Während sich bei den Sportfunktionen nicht viel getan hat, wurden die Gesundheitsfunktionen massiv aufgebohrt. Das wird einen Teenager vermutlich nicht interessieren; doch wer schon älter ist oder an Herzproblemen leidet, kann die neuen Funktionen gar nicht überbewerten: Es fühlt sich fast so an, als würde man einen kleinen Schutzengel mit sich herumtragen. Bleibt nur die Hoffnung, dass es die EKG-Funktion möglichst bald in die Schweiz schafft.

Lohnt sich das Upgrade?

Das neue Display, das einmalige EKG und die Sturzerkennung machen die Series 4 sogar für die Besitzer einer Series 3 attraktiv – wobei das Display für das Gros der Käufer den Ausschlag geben dürfte: Es wirkt ein wenig so, als könnte die Apple Watch endlich durchatmen, nachdem sie jahrelang in einem engen Korsett gesteckt hat.
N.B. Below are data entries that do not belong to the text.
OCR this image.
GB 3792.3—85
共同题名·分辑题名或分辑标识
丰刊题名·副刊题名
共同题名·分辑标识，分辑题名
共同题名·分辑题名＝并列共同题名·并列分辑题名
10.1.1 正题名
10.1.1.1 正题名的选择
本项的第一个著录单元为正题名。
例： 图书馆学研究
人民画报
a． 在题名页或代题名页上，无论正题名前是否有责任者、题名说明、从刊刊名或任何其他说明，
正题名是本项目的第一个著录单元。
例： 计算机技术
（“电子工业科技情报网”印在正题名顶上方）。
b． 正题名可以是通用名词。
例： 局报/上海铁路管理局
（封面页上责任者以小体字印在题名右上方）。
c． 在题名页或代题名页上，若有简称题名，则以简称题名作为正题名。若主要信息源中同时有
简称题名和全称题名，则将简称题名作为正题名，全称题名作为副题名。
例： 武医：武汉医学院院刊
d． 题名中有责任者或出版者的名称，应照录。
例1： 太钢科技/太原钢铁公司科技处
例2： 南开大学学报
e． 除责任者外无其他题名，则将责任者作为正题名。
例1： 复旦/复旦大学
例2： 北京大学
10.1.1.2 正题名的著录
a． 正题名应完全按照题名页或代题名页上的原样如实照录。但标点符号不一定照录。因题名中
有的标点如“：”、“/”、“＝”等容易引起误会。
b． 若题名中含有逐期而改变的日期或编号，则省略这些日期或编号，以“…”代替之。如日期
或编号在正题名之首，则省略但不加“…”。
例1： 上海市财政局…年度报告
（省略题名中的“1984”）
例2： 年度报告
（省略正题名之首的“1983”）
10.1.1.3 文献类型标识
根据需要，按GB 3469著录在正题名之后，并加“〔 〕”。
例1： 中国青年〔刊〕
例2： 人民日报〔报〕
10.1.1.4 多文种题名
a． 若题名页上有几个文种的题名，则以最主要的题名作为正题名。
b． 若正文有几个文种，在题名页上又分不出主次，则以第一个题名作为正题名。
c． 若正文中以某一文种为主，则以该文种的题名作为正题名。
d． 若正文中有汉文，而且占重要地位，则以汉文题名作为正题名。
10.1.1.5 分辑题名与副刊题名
Series 4 macht aber auch die Series 3 günstiger, die im Sortiment verbleibt. Dort gibt es das günstigste 42-Millimeter Modell ab 329 Euro; das 42-Millimeter Modell der Series 4 kostet hingegen 459 Euro. Der Unterschied von 120 Euro ist es in meinen Augen definitiv nicht wert, um deshalb auf auf die Fortschritte der Series 4 zu verzichten.

Welches Modell?

Die Apple Watch Series 4 wird in zahlreichen Variationen angeboten – und alle bieten das EKG, die Sturzerkennung, dieselben Fitness-Programme und mehr.

Technisch gesehen gibt es nur einen einzigen Unterschied: Ohne iPhone sind die Modelle «GPS» im Freien von jeglicher Kommunikation abgeschnitten. Die Modelle der Reihe «GPS + Cellular» kosten jeweils 100 Franken mehr; sie funktionieren autonom, bis hin zur Telefonie ohne iPhone. Dazu benötigen Sie jedoch einen entsprechenden Tarif bei Ihrem Provider.

Fazit

Die Apple Watch Series 4 verkörpert das grösste und wichtigste Update in ihrer jungen Geschichte. Zurzeit gibt es keine andere Smartwatch, die ihr das Wasser reichen kann – wenn man einmal darüber hinwegsieht, dass sie nur zusammen mit einem iPhone funktioniert. Allein das grosse Display ist eine Versuchung für jeden gestandenen AppleWatch-Besitzer. Und wenn Sie auf der Suche nach Ihrer ersten Apple Watch sind, sollten Sie sich sowieso nicht mit weniger zufrieden geben.